Michael locks himself in a room with Harper and tells her about the heel. He also says that he looked into the name Edward Munte, and the pseudonym has been used in connection with her credit card. As Harper realizes the jig is up, Michael pulls a gun on her. But when Bird bangs on the door, Michael lets justice take its course.
Michael talks to Dr. Evans, who thinks this whole escapade has invalidated the red world once and for all. Michael’s not so sure. Just because the Red World devolved from realism into surrealism doesn’t necessarily make the realistic parts less real–maybe the red and green worlds are both real, and the only “dream” was the weird stuff that happened to him. He doesn’t know how this works, so who’s to say?

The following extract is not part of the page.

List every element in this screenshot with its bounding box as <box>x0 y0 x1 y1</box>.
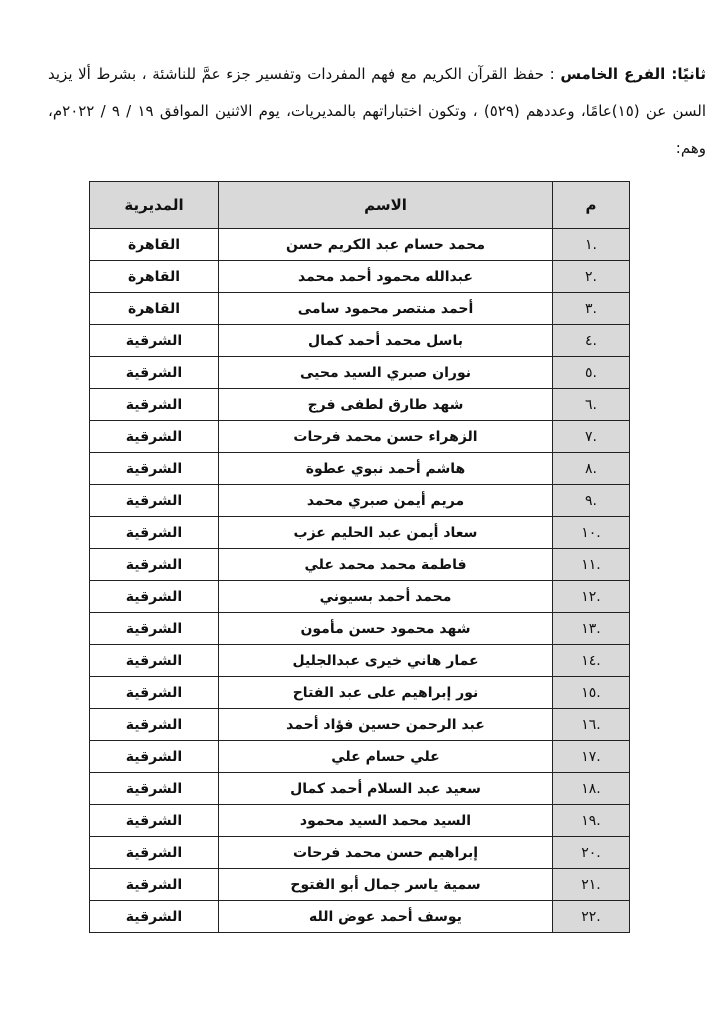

While Dr. Evans is forming a response to this, the world suddenly freezes, and a door appears leading back to Michael’s home. After he walks through, he realizes that he is not wearing a rubber band. This is a world without a color filter. And indeed, both his wife and his son are there, happy, safe, and alive. Michael is finally happy.
But am I? More or less, yeah. This was another really spectacularly done episode, with some great dramatic moments and some real emotional stakes that directly followed from the show’s premise, even though the show didn’t really resolve that premise. There’s plenty of room to interpret the ending. You might choose to say that this new world is finally reality, but that seems pretty problematic because if this is reality then there was no reason for Michael’s psychotic break. You could instead say that the Red World has been disproven, but that Michael is digging deeper into his fantasy by inventing the ideal world for himself.
But the “right” answer is really that it doesn’t matter. The ending shows Michael free from the two-world dichotomy in favor of a more complex, less defined situation. On the one hand, this opens up a whole host of other possibilities that might have been explored in the show’s second season, but on the other hand, it also functions as a pretty solid resolution to the issues raised by the pilot.
Plus, I’m not sure whether any of the narrative possibilities set up here would actually have been any good. I get the sense that this finale might have been better as a conclusion than as a starting point for something new. I’m going to miss seeing Awake on my TV every week, but at least it got the chance to air 13 really strong episodes. I’m sure another world out there where it didn’t.